There are currently five main sangers on the men at H&B. The Classic 3 Cheese (cheddar, gruyere and Raclette with sweet caramelised onion), Barry’s Blue (a funky mix of Tarwin blue cheese, pear, rocket and walnut), the Welsh Rarebit (rib-sticking cheddar, stout, Worcestershire sauce, mustard and leek), Mushroom (mushrooms, Taleggio, truffle pecorino and rosemary), and the KimCheese (housemade kimchi, cheddar and Monterey Jack). Each sandwich comes pressed between two slices of buttered Dench sourdough, sprinkled with rock salt.
This is the real reason I trekked halfway across town to Harper & Blohm. Toasties make up about 30% of my diet. I practically have shares in Maker & Monger. I stay up nights debating the merits of cheddar versus Monterey Jack. So to say I was ‘keen’ to try Olivia’s cheese toasties is putting it more mildly than a shy Emmental.
Well, toastie addicts, good news: these are fucking brilliant toasties. Off the richter-scale delicious. The presentation is cute too. Each sanger arrives in a stamped H&B box, resting on a sheet of crisp, branded paper.

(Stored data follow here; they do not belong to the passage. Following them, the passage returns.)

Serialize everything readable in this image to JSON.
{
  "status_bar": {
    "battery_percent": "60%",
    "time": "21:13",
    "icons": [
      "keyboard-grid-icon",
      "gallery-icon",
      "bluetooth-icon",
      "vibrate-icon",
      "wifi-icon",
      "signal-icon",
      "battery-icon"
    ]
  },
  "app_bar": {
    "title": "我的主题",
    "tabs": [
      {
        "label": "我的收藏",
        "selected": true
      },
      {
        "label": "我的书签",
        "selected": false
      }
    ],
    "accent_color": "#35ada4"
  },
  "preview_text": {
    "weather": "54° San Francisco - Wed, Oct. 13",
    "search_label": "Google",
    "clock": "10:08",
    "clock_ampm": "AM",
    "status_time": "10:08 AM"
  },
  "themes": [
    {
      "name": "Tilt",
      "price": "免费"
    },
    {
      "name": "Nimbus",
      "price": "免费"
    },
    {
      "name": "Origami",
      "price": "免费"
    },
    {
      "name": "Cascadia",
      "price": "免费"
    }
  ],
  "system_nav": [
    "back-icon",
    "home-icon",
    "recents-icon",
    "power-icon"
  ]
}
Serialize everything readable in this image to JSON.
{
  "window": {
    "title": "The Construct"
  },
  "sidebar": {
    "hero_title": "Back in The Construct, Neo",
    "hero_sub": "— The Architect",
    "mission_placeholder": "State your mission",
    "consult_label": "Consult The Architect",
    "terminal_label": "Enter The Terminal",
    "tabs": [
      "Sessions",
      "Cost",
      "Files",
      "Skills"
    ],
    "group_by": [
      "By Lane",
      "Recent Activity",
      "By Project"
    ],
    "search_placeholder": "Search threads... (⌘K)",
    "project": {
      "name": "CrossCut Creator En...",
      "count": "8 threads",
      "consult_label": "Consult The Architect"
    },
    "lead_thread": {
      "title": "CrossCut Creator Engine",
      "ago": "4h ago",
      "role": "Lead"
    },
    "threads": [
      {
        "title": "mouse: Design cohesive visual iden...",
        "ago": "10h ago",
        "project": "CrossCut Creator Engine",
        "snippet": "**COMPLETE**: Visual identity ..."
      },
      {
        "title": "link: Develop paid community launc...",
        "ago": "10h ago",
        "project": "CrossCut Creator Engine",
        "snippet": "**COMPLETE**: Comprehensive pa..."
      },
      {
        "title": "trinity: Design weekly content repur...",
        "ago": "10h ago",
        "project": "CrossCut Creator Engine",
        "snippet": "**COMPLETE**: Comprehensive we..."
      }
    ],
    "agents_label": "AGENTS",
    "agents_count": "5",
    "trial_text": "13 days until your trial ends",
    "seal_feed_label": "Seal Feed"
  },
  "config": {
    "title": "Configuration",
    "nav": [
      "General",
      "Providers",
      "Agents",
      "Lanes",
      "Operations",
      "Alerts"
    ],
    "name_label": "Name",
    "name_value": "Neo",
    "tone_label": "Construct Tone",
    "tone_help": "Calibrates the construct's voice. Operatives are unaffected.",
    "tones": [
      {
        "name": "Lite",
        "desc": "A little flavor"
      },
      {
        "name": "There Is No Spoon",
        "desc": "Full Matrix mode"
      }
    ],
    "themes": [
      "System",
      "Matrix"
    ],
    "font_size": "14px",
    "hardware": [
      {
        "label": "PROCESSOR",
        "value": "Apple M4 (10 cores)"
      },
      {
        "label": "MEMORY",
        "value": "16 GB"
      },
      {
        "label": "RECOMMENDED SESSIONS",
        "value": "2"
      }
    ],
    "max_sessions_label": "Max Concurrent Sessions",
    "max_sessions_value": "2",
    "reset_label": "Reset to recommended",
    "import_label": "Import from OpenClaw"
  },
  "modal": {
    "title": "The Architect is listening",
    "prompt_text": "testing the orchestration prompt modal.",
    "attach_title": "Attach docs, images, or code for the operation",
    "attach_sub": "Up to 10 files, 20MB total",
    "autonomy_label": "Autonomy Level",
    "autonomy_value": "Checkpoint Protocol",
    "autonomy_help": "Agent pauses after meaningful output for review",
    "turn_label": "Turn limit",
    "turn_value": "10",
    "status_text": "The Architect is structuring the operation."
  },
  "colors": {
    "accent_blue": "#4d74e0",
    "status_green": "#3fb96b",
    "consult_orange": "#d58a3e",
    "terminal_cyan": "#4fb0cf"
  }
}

I tried the KimCheese—a medley of fromage-ian happiness, cut with pickly, lightly spiced kimchi. The obligatory salt flakes on top make the whole thing fairly zing off your tongue. “I hadn’t heard of these before,” Olivia says. “Apparently they’re big in Korea. A friend asked if I had a KimCheese on the menu, and I was like, ‘Huh?’”
If you consider yourself a toastie fan or even just a casual supporter, add Harper & Blohm to your bucket list. To die without putting one inside you would be truly sad.
Are they better than M&M? Sheesh, it’s damn close. I might need to go back for further ‘research’. Watch this space.